Kirkus Reviews QR Code
THE PLAGUE OF WAR by Jennifer T. Roberts Kirkus Star

THE PLAGUE OF WAR

Athens, Sparta, and the Struggle for Ancient Greece

by Jennifer T. Roberts

Pub Date: Jan. 1st, 2017
ISBN: 978-0-19-999664-3
Publisher: Oxford Univ.

Lively study of the Peloponnesian War by noted classicist Roberts (Classics and History/City Coll. of New York; Herodotus: A Very Short Introduction, 2011, etc.).

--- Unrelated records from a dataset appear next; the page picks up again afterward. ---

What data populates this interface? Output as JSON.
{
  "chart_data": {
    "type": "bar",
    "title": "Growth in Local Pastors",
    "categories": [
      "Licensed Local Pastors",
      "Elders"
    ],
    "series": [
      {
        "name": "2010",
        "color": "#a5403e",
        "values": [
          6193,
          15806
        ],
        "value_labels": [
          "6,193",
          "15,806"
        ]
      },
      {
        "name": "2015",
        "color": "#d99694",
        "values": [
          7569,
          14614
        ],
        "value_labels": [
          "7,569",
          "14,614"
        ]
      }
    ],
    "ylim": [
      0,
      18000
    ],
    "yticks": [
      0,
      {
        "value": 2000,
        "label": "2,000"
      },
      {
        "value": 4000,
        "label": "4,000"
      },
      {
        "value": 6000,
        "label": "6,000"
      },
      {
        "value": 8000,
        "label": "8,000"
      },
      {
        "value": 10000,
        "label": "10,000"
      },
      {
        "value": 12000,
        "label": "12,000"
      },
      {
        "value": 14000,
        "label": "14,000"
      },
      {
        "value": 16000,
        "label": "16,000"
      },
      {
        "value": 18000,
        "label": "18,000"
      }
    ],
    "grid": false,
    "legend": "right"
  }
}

In the author’s telling, both Athens and Sparta, despite having nursed long grudges, entered somewhat reluctantly into the long conflict that became known, “Athenocentrically,” as the Peloponnesian War. That designation came largely through Thucydides, who wrote a magnificent though sometimes-ponderous account of the struggle. Roberts adds to her predecessor’s eye for the telling detail a vigorous prose style: “This was a war that might well not have happened. The king of Sparta had no stomach for it, and his countrymen were anxious enough that they sent to Delphi throughout for reassurance even after they had voted for it.” Allowing people—well, free males, anyway—to vote on whether to go to war was a Spartan custom, not widely shared even in supposedly democratic states. But Roberts allows that, as Thucydides himself believed, things had gone too far to allow either side to back down from war. The author is a stickler for exactitude; here she points out that an ancient account is off, there that the terminology is wrong—the first decade of conflict is called the Archidamian War, she notes, after the Spartan king, but it was really the bellicose Athenian leader Pericles who deserves the rubric. Overall, she does a very good job of sorting out the complexities of the war, which came to involve not just Athens and Sparta, but also allies, willing and unwilling, throughout the Mediterranean, as well as contending ethnicities and, to complicate matters even further, the Persians, who would go on to make trouble for both sides. Roberts also connects the war to later historical developments, such as the forging of treaties among Greek powers in the following century and the crafting of the Socratic dialogues of Plato, whose Republic reiterates the old arguments over which kind of state was best, the Spartan or the Athenian.

Literate and lucid—a fine complement and corrective to the ancient sources.